Dieses Beispiel aus dem umfangreichen Werk des Künstlers beinhaltet auf kleinem Format verdichtet vieles, was für KP Kremers Arbeitsweise und Absichten grundlegend wichtig ist. Es geht um das Entdecken und wirkungsvolle Darstellen ästhetischer Phänomene, die nicht alltäglich und selbstverständlich sind. Es geht in der Tat um das „Kostbare“: Es zeigt sich im differenzierten Ausdruck der Farbe, in der Qualität von Materialien, in der freien individuellen Handschrift ebenso wie in ihrem Gegensatz, dem geometrisch Geordneten, bei alldem immer auch in den Nuancen, den subtilen Sensationen, die mit feinem Sinn zu erspüren sind.
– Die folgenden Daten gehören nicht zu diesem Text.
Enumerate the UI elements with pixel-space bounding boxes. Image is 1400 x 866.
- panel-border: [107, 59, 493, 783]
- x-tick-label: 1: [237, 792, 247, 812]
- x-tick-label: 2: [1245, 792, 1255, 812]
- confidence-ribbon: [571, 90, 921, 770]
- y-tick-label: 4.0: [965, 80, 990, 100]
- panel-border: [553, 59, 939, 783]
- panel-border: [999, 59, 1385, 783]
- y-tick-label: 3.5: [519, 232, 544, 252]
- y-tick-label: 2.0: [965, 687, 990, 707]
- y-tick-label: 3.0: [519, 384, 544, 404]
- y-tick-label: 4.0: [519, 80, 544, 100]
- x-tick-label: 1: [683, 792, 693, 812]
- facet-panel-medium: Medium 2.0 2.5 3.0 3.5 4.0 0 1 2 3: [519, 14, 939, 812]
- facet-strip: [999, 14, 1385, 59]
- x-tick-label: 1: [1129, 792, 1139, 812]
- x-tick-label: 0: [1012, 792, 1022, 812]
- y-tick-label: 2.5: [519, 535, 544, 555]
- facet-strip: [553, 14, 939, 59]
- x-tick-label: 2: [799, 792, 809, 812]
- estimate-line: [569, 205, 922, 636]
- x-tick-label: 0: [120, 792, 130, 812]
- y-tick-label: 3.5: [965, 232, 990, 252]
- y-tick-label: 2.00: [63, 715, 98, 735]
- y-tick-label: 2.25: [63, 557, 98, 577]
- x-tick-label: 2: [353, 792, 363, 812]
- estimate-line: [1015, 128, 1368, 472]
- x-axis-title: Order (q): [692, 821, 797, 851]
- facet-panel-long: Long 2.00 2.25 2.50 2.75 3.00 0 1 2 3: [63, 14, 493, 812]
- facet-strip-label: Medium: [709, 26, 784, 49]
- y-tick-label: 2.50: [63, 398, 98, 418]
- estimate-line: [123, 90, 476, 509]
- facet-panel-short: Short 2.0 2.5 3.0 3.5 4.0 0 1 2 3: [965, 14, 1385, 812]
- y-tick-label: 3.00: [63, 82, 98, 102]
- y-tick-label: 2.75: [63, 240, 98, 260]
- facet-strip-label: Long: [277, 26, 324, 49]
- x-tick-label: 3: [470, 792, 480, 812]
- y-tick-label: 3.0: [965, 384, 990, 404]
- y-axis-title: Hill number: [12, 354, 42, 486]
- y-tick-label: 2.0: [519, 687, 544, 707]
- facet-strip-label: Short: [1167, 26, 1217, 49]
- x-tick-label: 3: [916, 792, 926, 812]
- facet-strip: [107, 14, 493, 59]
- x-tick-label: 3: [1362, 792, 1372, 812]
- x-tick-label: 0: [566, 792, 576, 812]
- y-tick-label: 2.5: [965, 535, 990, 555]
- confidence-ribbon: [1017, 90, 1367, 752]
Der Blick für das, was leicht übersehen wird, ist bei KP Kremer geschärft. Und was er entdeckt, will er natürlich mitteilen, erfahrbar machen. Das zeigt vom 21. April an die Ausstellung im Museum Burg Wissem mit ihrem thematisch dem Ort angemessenen Schwerpunkt auf Künstlerbüchern und verwandten Papierarbeiten. Die großen monochrom erscheinenden Leinwände, ein wichtiges Kapitel in seinem Schaffen, bleiben hier ausgespart. Aber unter den gezeigten Aquarellen auf Büttenpapier finden sich ebenfalls Farbflächenmalereien, auf die der Begriff der „konkreten Kunst“ anwendbar scheint. Nicht auf Gegenständliches bezogen, auch nicht abstrahierend, stehen diese Farbzonen für sich. Die Retrospektive macht indes deutlich, dass sich KP Kremers Werk nicht auf das Genre „konkret“ beschränkt. Derlei Erkundungen von Farbklängen und Farbatmosphären sind für ihn eine Möglichkeit neben anderen.

Die Verbindung von Ordnungsstrukturen und freien Farbflüssen, von geometrischer Genauigkeit und informeller Gestik, von Plan und Zufall ist grundlegend für die Werkentwicklung. Um diese Spannungen, das Miteinander des Gegensätzlichen ins Bild zu setzen, hat KP Kremer eine Vielzahl von Methoden und Strategien entwickelt. Daher zeigt die Ausstellung unterschiedliche Buch-Unikate, deren Bandbreite von wiederum streng geometrischen Auftritten über spielerische Collagen bis zu dramatischen Farb-Eruptionen reicht. Einerseits gibt es die Bücher, die direkt bemalt werden – so wie das eingangs genannte Sparbuch -; andererseits Leerbücher, auf deren Seiten Elemente geklebt werden, die Papierfläche also der Bildraum ist; oder solche, die lediglich als Präsentationsfläche für eingeklebte eigenständige Arbeiten dienen.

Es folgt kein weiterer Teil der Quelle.